Beeldvormend onderzoek

Bij een verdenking op borstkanker wordt er gebruik gemaakt van trippeldiagnostiek.

1. Klinisch (lichamelijk) onderzoek.

2. Beeldvormend onderzoek: mammografie, echo, MRI.

3. Pathologisch onderzoek: fijnenaaldpunctie (cytologisch onderzoek), dikkenaaldbiopt (histologisch onderzoek).

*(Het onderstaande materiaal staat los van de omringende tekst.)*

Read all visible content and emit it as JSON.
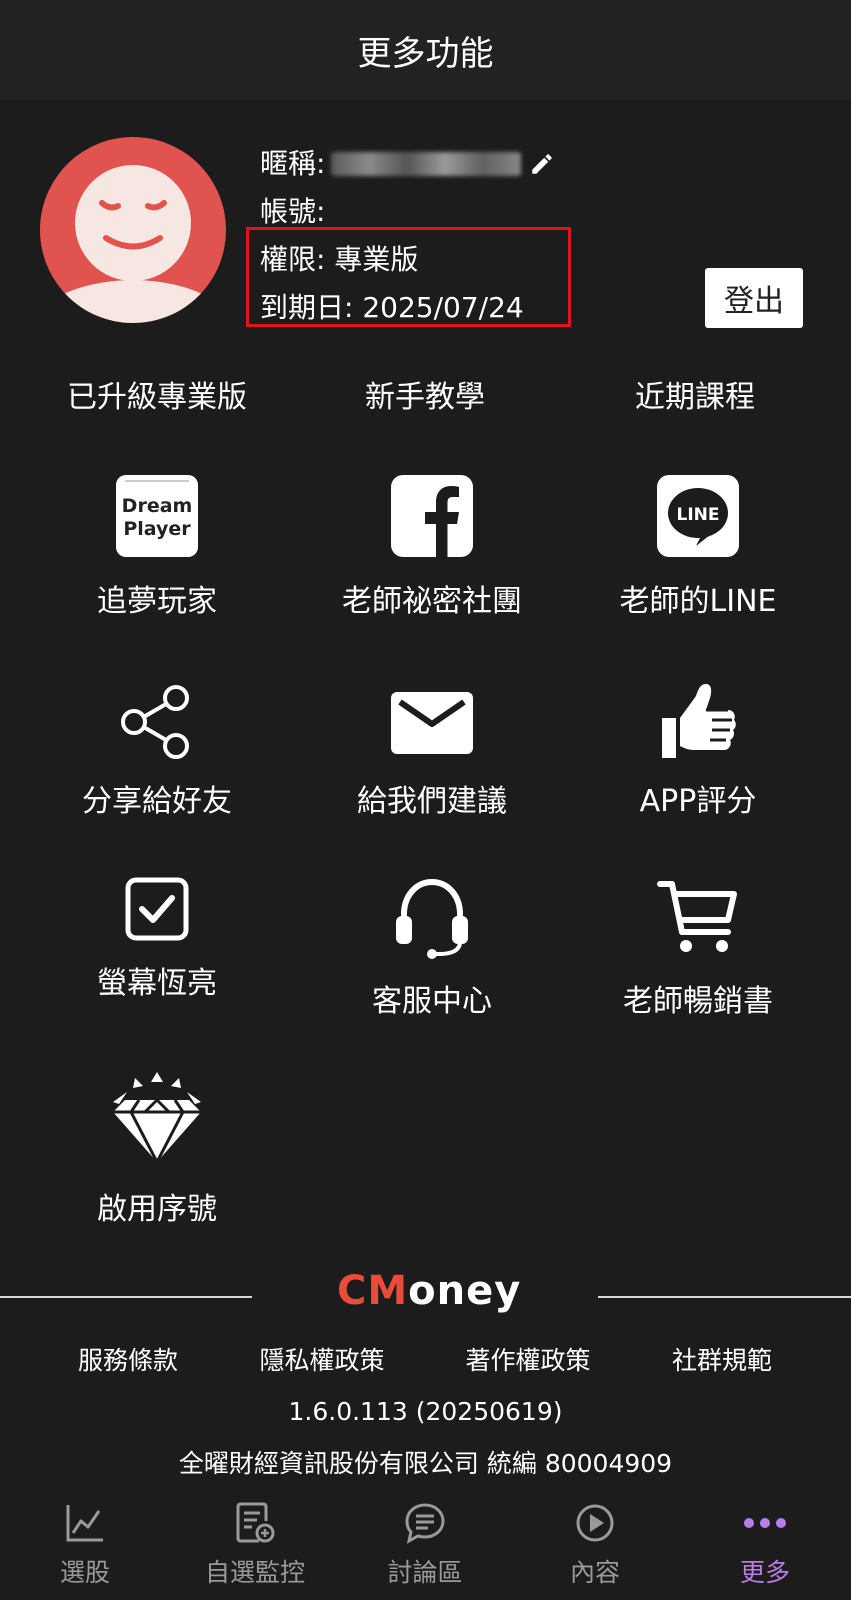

Stansbiopt: bij verdenking van de ziekte van Paget of verdenking huid ingroei.

 

Bron: Blausen.com, Wikimedia Commons (CC BY-3.0)

Mammografie

De borst wordt tussen twee perspexplaten gelegd en de twee platen drukken de borst als het ware plat. Dit kan als pijnlijk worden ervaren. Met röntgenstraling wordt vervolgens een foto gemaakt van de borst vanuit twee richtingen craniocaudaal (CC) en lateromediaal (LM).

Bij vrouwen met een leeftijd onder de 30 jaar is er naar verhouding meer dens klierweefsel en weinig vetweefsel, waardoor het mammogram lastig te beoordelen is. Na de menopauze wordt klierweefsel grotendeels vervangen door vetweefsel. Om deze reden is de eerste keus beeldvormend onderzoek bij jonge vrouwen (< 30 jaar) echografie.

 

Echografie

Dit onderzoek wordt niet als pijnlijk ervaren en dient als aanvulling op lichamelijk onderzoek en mammografie. Echografie helpt bij bepaling van afgrensbaarheid van de tumor. Daarnaast kan de radioloog direct een bij voorkeur histologisch biopt nemen om verdenking op mammacarcinoom te bevestigen of uit te sluiten.

 

Bij een sterke verdenking op mammacarcinoom bij mammografie en echografie zal ook verdere stadiëring moeten plaatsvinden (cTNM stadium).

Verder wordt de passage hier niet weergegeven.